Moving On

It’s now been four months since I lost my husband to depression. Losing a loved one is never easy, but I think even more so when it’s a beloved spouse. At times it can be soul-crushing. There are days my heart aches and I struggle to breath. Yet, despite that, there are also days I am able to smile, and even laugh. It helps that I am not completely alone. I have good friends and family looking out for me, helping me through all this.

I am so very grateful for the friends that have stood by me throughout this. It’s made the horrendous process of dealing with his estate a lot less daunting. It’s sad when a life is deconstructed into various piles of things. Material objects that are mostly meaningless to everyone except the deceased. Having my friends here to help me sort through it all made it a lot more bareable.

That’s not to say that I’m getting rid of everything. I’m keeping a number of things that I know meant a lot to him in life, and also keeping the things that meant a lot to the both of us. For now the memories they evoke still hurt my heart, but I am hoping in time the ache will lessen and I will be able to look back on those memories more fondly.
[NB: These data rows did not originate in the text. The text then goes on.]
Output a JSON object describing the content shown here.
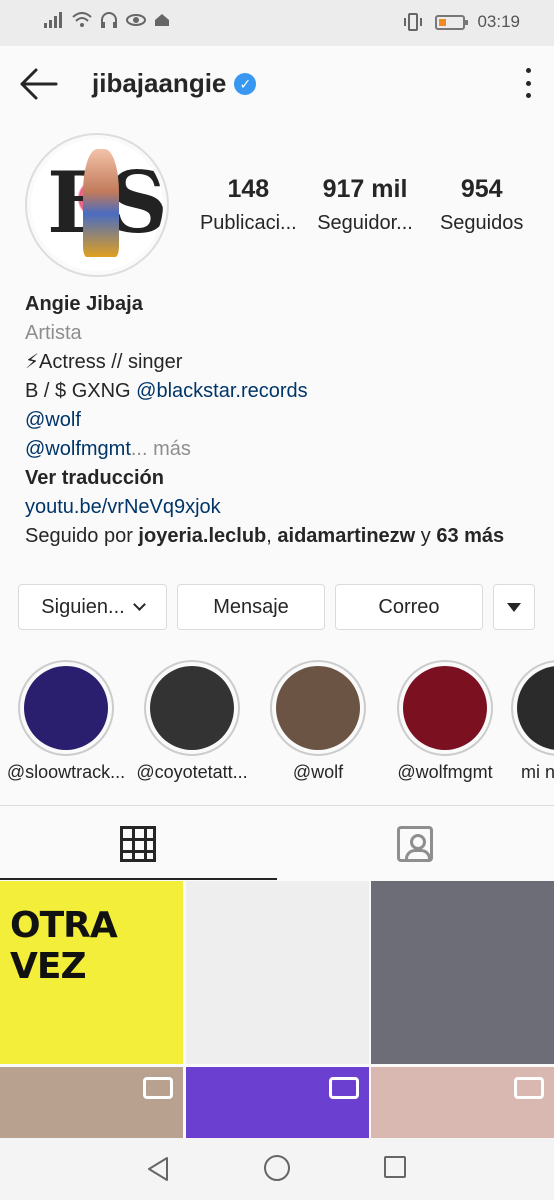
{
  "status_bar": {
    "time": "03:19"
  },
  "header": {
    "username": "jibajaangie",
    "verified_icon": "check-badge"
  },
  "profile": {
    "stats": [
      {
        "num": "148",
        "label": "Publicaci..."
      },
      {
        "num": "917 mil",
        "label": "Seguidor..."
      },
      {
        "num": "954",
        "label": "Seguidos"
      }
    ],
    "name": "Angie Jibaja",
    "category": "Artista",
    "bio_line1": "⚡Actress // singer",
    "bio_line2_prefix": "B / $ GXNG ",
    "bio_line2_link": "@blackstar.records",
    "bio_line3": "@wolf",
    "bio_line4_link": "@wolfmgmt",
    "bio_line4_more": "... más",
    "translate": "Ver traducción",
    "website": "youtu.be/vrNeVq9xjok",
    "followed_prefix": "Seguido por ",
    "followed_user1": "joyeria.leclub",
    "followed_sep": ", ",
    "followed_user2": "aidamartinezw",
    "followed_and": " y ",
    "followed_more": "63 más"
  },
  "buttons": {
    "following": "Siguien...",
    "message": "Mensaje",
    "email": "Correo"
  },
  "highlights": [
    {
      "label": "@sloowtrack...",
      "color": "#2a1e6e"
    },
    {
      "label": "@coyotetatt...",
      "color": "#333333"
    },
    {
      "label": "@wolf",
      "color": "#6b5444"
    },
    {
      "label": "@wolfmgmt",
      "color": "#7a1020"
    },
    {
      "label": "mi n",
      "color": "#2b2b2b"
    }
  ],
  "posts": [
    {
      "title": "OTRA VEZ",
      "color": "#f2ee3a",
      "video": false
    },
    {
      "title": "",
      "color": "#eeeeee",
      "video": false
    },
    {
      "title": "",
      "color": "#6d6d78",
      "video": false
    },
    {
      "title": "",
      "color": "#b9a190",
      "video": true
    },
    {
      "title": "",
      "color": "#6b3fd0",
      "video": true
    },
    {
      "title": "",
      "color": "#d8b8b0",
      "video": true
    }
  ]
}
I look forward to finalizing the last of the legal and financial paperwork in regards to the estate. It has taken a lot of my time and energy. Between that, keeping my own business going and reviving my husband’s business, I barely have had time to breathe. Getting the loose ends of this chapter in my life tied up will allow me to have closure and help me move on with my own life.

I’m not sure exactly what form my life will take in the future. For now I plan to remain in the house my husband and I bought together. In my mind, it will always be our house. Not his. Not mine. Ours. We made the decision together. We signed all the documents together, and we paid for it together. It was ours.

One thing I am struggling with is the other money in his estate. We always kept our finances seperate. I never laid claim to his, and he never laid claim to mine. His money was his, because he had earned it. The fact that we had signed a marriage certificate didn’t automatically mean I had earned it as well. He put in the long hours at his job. He dealt with the stresses of his career. He earned every penny he was paid.

Yet, now, for all intents and purposes, I am given that money and it somehow feels wrong to accept it. If there wasn’t a stipulation in the Will about not giving it away to anyone, I probably would do just that. He knew that, too, which is why that stipulation in the Will exists. It was his way of saying he still wanted to take care of me, even after he was gone.

So I will continue on and I will use his funds for the bare essentials in my life and nothing more. I didn’t need or want his money to take care of me. I wanted his arms around me. His shoulder to cry on. His input and advice. I trusted him with so much of myself. More than I have ever shared with anyone else. I lost not only my best friend and lover, I lost my confidant as well.

I will continue to work and earn my own income, to save and spend as I like. Maybe I’ll start traveling more. Maybe the novel I’m working on will be successful and I’ll become a writer. My life can go in many different directions once I’m finally ready to move on from this tragedy.

Have you lost a loved one? How did you manage to cope and move on with your life?